Al-Haliim yaitu Dzat yang mengakhirkan hukuman disertai dengan kekuasaan untuk mensegerakannya.
Allah subhaanahuu wa ta’aalaa berfirman,
وَلَوۡ يُؤَاخِذُ ٱللهُ ٱلنَّاسَ بِمَا كَسَبُواْ مَا تَرَكَ عَلَىٰ ظَهرِهَا مِن دَآبَّةٖ وَلَٰكِن يُؤَخِّرُهُمۡ إِلَىٰٓ أَجَلٍ مُّسَمًّىۖ فَإِذَا جَآءَ أَجَلُهُم فَإِنَّ ٱللهَ كَانَ بِعِبَادِهِۦ بَصِيرًا ٤٥
“Dan kalau Sekiranya Allah menyiksa manusia disebabkan usahanya, niscaya Dia tidak akan meninggalkan di atas permukaan bumi suatu mahluk yang melatapun([4]) akan tetapi Allah menangguhkan (penyiksaan) mereka, sampai waktu yang tertentu; Maka apabila datang ajal mereka, Maka Sesungguhnya Allah adalah Maha melihat (keadaan) hamba-hamba-Nya.” (QS. Faathir (35): 45)
(Bersambung…)
(Diambil dari kitab Tsulaatsiyaat Nabawiyah Jilid III, DR. Mihran Mahir ‘Utsman, dialih bahasakan oleh Abu Rofi’ Muhammad Syahri)

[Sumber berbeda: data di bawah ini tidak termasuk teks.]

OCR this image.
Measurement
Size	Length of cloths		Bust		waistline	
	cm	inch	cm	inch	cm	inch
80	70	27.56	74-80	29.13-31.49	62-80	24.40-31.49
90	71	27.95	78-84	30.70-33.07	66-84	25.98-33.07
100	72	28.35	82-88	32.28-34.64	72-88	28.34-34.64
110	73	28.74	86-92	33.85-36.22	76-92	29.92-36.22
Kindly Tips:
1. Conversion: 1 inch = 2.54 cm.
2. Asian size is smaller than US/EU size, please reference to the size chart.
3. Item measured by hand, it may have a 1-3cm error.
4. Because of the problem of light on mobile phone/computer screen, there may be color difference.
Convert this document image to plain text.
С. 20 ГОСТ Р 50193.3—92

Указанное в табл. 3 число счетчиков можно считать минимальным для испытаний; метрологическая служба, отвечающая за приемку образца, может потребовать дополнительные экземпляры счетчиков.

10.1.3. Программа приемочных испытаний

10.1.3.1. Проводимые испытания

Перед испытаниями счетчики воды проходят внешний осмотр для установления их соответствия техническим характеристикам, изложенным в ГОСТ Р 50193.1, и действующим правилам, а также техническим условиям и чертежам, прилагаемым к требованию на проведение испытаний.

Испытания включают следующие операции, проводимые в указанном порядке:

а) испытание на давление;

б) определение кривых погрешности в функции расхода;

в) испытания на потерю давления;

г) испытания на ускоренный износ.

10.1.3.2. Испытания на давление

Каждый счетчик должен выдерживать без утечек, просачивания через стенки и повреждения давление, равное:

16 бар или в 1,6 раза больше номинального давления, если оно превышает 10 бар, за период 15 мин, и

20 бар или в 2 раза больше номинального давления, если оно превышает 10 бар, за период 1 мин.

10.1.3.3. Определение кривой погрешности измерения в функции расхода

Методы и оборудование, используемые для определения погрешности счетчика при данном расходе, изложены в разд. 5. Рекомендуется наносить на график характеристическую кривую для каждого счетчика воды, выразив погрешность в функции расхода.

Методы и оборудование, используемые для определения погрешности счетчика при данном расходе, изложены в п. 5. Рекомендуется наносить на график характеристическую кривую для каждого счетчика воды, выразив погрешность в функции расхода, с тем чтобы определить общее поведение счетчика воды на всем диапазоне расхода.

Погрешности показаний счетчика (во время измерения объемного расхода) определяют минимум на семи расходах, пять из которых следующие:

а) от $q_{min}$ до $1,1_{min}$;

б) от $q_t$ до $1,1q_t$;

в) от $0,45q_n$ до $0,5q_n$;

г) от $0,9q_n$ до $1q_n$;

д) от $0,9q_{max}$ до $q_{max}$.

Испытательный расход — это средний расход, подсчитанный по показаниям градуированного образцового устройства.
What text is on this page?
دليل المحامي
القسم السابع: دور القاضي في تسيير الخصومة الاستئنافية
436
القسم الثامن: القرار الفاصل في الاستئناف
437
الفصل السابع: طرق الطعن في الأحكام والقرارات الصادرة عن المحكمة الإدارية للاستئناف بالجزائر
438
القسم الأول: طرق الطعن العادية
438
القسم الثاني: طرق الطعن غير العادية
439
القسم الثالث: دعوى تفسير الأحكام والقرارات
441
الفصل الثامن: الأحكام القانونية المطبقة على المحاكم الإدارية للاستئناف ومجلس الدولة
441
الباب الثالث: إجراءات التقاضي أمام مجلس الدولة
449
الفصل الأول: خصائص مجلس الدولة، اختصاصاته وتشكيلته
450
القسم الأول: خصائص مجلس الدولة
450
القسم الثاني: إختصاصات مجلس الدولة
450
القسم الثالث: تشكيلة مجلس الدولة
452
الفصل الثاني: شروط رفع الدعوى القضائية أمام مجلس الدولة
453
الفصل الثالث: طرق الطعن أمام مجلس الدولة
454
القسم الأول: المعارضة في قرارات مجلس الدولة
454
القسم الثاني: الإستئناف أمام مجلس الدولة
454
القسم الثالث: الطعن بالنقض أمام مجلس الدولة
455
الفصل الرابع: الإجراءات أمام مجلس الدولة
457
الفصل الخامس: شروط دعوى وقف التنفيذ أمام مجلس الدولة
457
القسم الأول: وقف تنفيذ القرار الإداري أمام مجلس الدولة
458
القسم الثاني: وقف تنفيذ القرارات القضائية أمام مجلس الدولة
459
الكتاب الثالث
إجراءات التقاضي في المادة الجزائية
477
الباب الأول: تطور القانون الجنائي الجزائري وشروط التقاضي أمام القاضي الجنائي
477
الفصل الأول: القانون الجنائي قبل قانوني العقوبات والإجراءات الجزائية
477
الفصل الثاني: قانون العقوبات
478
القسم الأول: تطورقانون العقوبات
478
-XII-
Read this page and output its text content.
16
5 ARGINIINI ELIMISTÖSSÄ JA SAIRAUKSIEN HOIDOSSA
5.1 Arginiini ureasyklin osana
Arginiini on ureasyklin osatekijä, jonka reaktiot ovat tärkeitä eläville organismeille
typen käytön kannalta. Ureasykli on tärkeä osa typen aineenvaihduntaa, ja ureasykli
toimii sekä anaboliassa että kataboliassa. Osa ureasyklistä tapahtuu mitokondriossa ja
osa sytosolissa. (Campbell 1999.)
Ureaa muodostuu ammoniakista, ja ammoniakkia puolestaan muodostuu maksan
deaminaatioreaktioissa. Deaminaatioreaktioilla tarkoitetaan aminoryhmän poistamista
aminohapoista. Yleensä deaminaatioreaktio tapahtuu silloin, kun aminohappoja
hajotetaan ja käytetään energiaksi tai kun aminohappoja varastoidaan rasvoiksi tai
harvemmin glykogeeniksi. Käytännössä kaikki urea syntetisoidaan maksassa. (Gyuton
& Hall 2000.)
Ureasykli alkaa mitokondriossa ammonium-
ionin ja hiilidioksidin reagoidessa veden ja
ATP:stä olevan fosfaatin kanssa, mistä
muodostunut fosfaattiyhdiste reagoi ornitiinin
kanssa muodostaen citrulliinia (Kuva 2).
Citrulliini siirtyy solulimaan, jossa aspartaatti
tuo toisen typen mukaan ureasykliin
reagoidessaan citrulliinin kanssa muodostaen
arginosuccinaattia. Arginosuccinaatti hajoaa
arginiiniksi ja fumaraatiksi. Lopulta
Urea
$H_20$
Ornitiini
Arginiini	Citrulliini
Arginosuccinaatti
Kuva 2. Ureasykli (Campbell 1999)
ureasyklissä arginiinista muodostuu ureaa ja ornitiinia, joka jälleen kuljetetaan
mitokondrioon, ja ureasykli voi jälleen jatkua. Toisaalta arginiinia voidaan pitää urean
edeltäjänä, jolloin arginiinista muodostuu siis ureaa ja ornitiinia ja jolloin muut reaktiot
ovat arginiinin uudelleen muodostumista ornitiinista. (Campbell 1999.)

([1]) HR. al-Bukhari (6346, 7426, 7431), Muslim (2730)-pent
([2]) Maksudnya: Allah-lah Tuhan yang sebenarnya, yang wajib disembah, yang berkuasa dan sebagainya (Terjemah DEPAG)
([3]) Maksudnya: Allah-lah Tuhan yang sebenarnya, yang wajib disembah, yang berkuasa dan sebagainya.
([4]) Daabbah artinya ialah makhluk yang melata. tetapi yang dimaksud di sini ialah manusia. (Terjemah DEPAG)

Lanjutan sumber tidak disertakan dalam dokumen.